I struggled to get the word out. “What?”
“My name.”
I wasn’t sure why he wanted me to say that, and I didn’t know how it would feel to say it again after all this time, but I drew in a deep breath. “Rider.” Another breath shuddered through me. “Rider Stark.”
His throat worked and, for a heartbeat, neither of us moved as a steamy breeze tossed strands of hair across my face. Then he dropped his notebook to the pavement. I was surprised it didn’t burst into dust. His long-legged pace ate up the distance. One second there was several feet between us, and in the next breath he was right there in front of me. He was so much taller now. I barely reached his shoulders.
And then his arms were around me.
My heart exploded as those strong arms pulled me against his chest. There was a moment where I froze, and then my arms swept around his neck. I held on, squeezing my eyes shut as I inhaled the clean scent and the lingering trace of aftershave. This was him. His hugs were different now, stronger and tighter. He lifted me clear off my feet, one arm around my waist, the other hand buried deep in my hair, and my breasts were mushed against his surprisingly hard chest.
Whoa.
His hugs were most definitely different than they were when we were twelve.
“Jesus, Mouse, you don’t even know...” His voice was gruff and thick as he set me back on my feet, but he didn’t let go. One arm stayed around my waist. His other hand fisted the ends of my hair. His chin grazed the top of my head as I slid my hands down his chest. “I never thought I’d see you again.”
I rested my forehead between my hands, feeling his heart beat fast. I could hear people around us, and I imagined some were probably staring, but I didn’t care. Rider was warm and solid. Real. Alive.
“Hell, I wasn’t even planning to come to school today. If I hadn’t...” His hand unclenched from my hair, and I felt him draw a strand out. “Look at your hair. You’re no longer a carrot top.”
A choked laugh escaped me. When I was younger, my hair had been an orangey-red mess full of ratty knots and unruly waves, and thank God, the tone had calmed down somewhat. A visit to a hair salon had helped. The knots and waves were still up for debate whenever it was humid.
Rider drew back just enough that when I blinked my eyes open, I found him studying me. “Look at you,” he murmured. “You’re all grown-up.” His hand left my hair, and a fine shiver danced along my spine as his thumb swept across my lower lip. The touch startled me. “And you’re still as quiet as a mouse.”
My spine stiffened. Mouse. “I’m not...” Anything I was about to say died a fiery death, because his thumb had tracked its way across my cheekbone, the pad of his finger callused and rough, but the caress tender.
My gaze tracked up to eyes I’d never thought I’d see again, but he was really here.
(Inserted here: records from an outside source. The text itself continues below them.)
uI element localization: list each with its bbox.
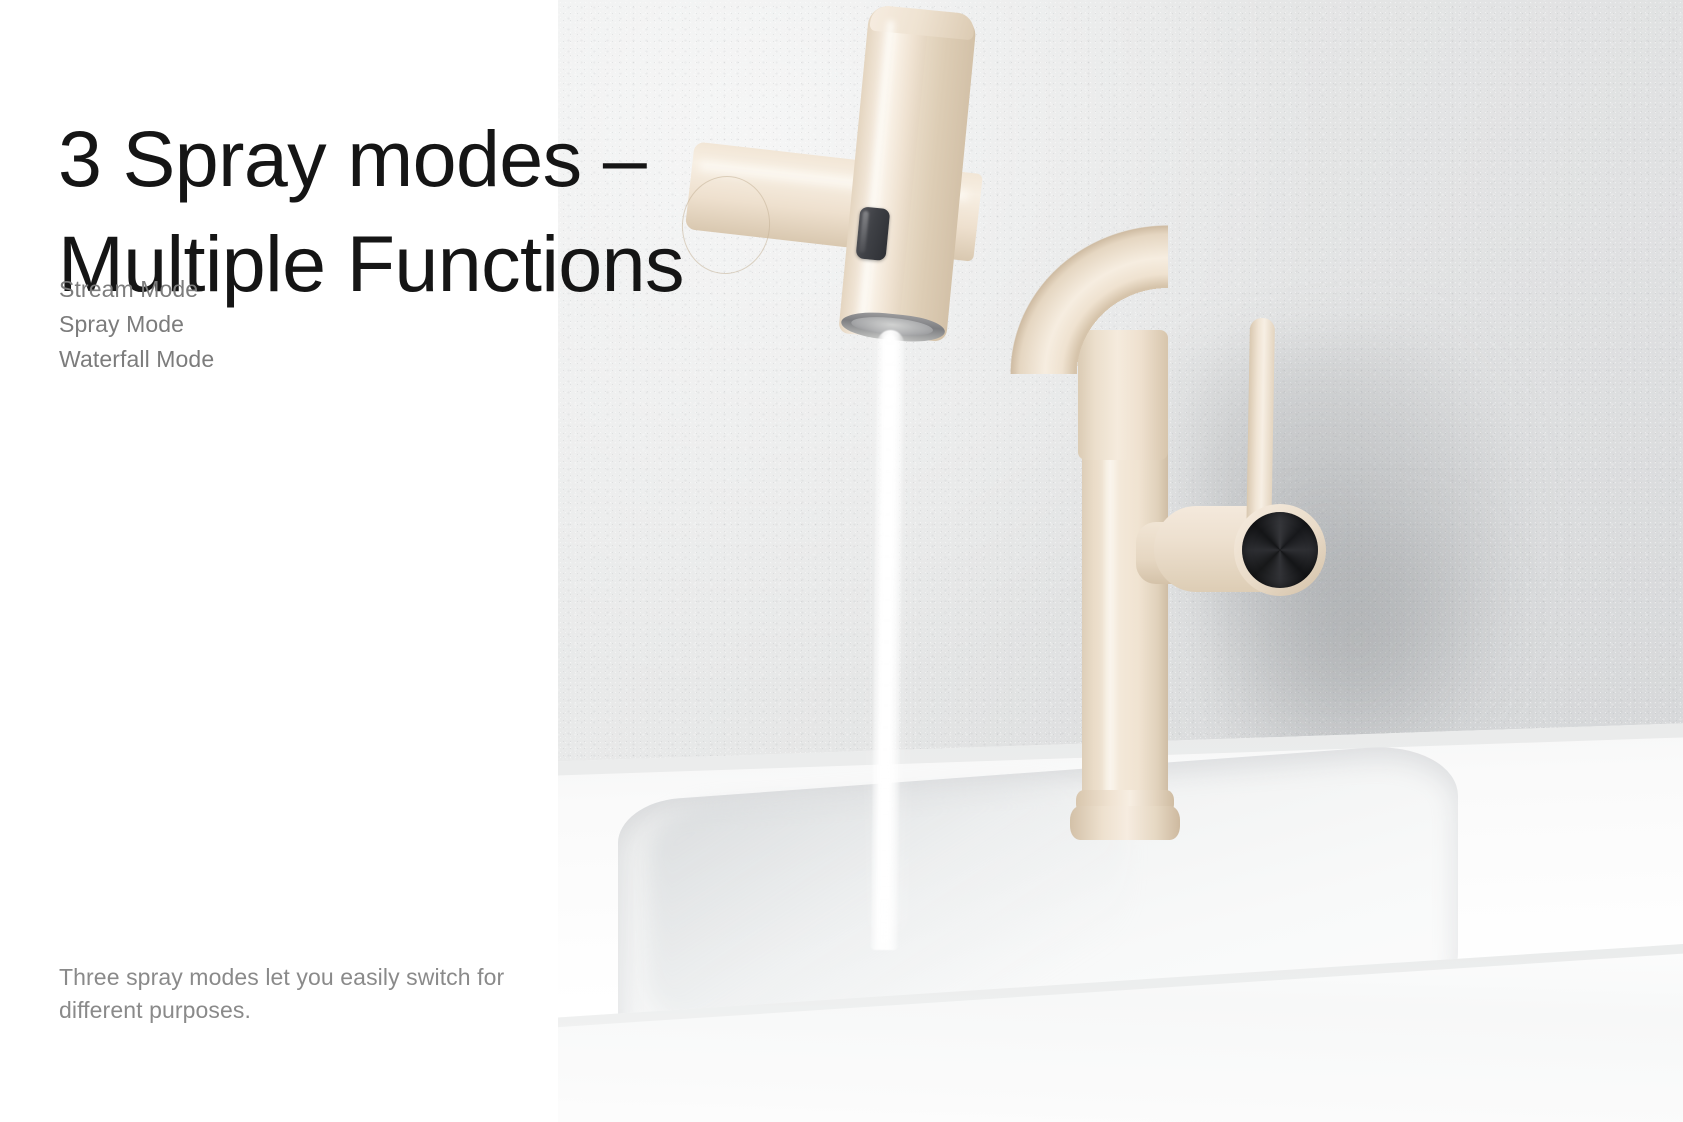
product-feature-slide: 3 Spray modes – Multiple Functions Strea… bbox=[0, 0, 1683, 1122]
faucet-arm-elbow bbox=[956, 174, 1168, 374]
faucet-body-column bbox=[1082, 430, 1168, 825]
faucet-base-collar bbox=[1070, 806, 1180, 840]
spray-mode-list: Stream Mode Spray Mode Waterfall Mode bbox=[59, 272, 214, 377]
handle-end-cap bbox=[1242, 512, 1318, 588]
list-item: Waterfall Mode bbox=[59, 342, 214, 377]
list-item: Stream Mode bbox=[59, 272, 214, 307]
caption-text: Three spray modes let you easily switch … bbox=[59, 961, 509, 1027]
faucet-body-highlight bbox=[1102, 430, 1118, 825]
list-item: Spray Mode bbox=[59, 307, 214, 342]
Oh my God, Rider was here, and so many thoughts bounced around. I could only grab hold of a few of them, but memories surfaced like the sun cresting a mountain.
One night I’d woken up, frightened by the booming voices coming from the dark downstairs. I’d snuck into the room next to mine, which had been Rider’s, and he’d let me crawl in bed with him. He’d read to me then, from a book that I’d loved, a book that Rider called “the stupid rabbit story.” It always made me cry, but he read to me to distract me from the shouts filling up the small, broken-down row home. I’d been five, and from that moment on, he’d become my entire world.